How to obtain the keycodes in Python

Take a look at pynput module in Python. It also has a nice tutorial using which you can easily create keyboard listeners for your code.

The official example for listeners is:

from pynput.keyboard import Key, Listener

def on_press(key):
    print('{0} pressed'.format(
        key))

def on_release(key):
    print('{0} release'.format(
        key))
    if key == Key.esc:
        # Stop listener
        return False

# Collect events until released
with Listener(on_press=on_press,
              on_release=on_release) as listener:
    listener.join()

Hope this helps.


See tty standard module. It allows switching from default line-oriented (cooked) mode into char-oriented (cbreak) mode with tty.setcbreak(sys.stdin). Reading single char from sys.stdin will result into next pressed keyboard key (if it generates code):

import sys
import tty
tty.setcbreak(sys.stdin)
while True:
    print ord(sys.stdin.read(1))

Note: solution is Unix (including Linux) only.

Edit: On Windows try msvcrt.getche()/getwche(). /me has nowhere to try...


Edit 2: Utilize win32 low-level console API via ctypes.windll (see example at SO) with ReadConsoleInput function.

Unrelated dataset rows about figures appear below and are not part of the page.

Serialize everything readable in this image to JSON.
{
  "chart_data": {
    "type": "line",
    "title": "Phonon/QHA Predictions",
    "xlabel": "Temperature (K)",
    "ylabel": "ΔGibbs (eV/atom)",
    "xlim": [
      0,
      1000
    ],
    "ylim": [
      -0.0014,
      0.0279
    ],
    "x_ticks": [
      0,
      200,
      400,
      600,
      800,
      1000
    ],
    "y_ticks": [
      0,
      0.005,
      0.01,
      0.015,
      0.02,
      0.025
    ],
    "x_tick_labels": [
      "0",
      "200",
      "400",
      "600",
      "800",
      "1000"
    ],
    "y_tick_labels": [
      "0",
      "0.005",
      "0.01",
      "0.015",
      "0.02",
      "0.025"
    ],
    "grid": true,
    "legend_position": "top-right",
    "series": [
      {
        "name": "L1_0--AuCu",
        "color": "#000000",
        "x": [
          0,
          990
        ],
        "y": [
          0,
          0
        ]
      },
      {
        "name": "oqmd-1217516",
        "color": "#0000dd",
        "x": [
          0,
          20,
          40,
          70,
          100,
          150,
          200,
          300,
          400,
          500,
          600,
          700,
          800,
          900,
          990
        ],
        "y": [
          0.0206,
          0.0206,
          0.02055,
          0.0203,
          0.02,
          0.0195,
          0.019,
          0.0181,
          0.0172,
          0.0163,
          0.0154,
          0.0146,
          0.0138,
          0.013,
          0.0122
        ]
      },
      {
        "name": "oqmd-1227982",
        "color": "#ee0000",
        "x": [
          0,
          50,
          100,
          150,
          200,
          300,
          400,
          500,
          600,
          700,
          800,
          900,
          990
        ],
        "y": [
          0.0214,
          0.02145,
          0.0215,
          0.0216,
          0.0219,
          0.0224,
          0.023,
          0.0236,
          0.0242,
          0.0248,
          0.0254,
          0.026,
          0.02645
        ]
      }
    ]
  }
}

You should filter out keypresses - e.EventType==KEY_EVENT and look for e.Event.KeyEvent.wVirtualKeyCode value. Example of application (not in Python, just to get an idea) can be found at http://www.benryves.com/tutorials/?t=winconsole&c=4.


Depending on what you are trying to accomplish, perhaps using a library such as pygame would do what you want. Pygame contains more advanced keypress handling than is normally available with Python's standard libraries.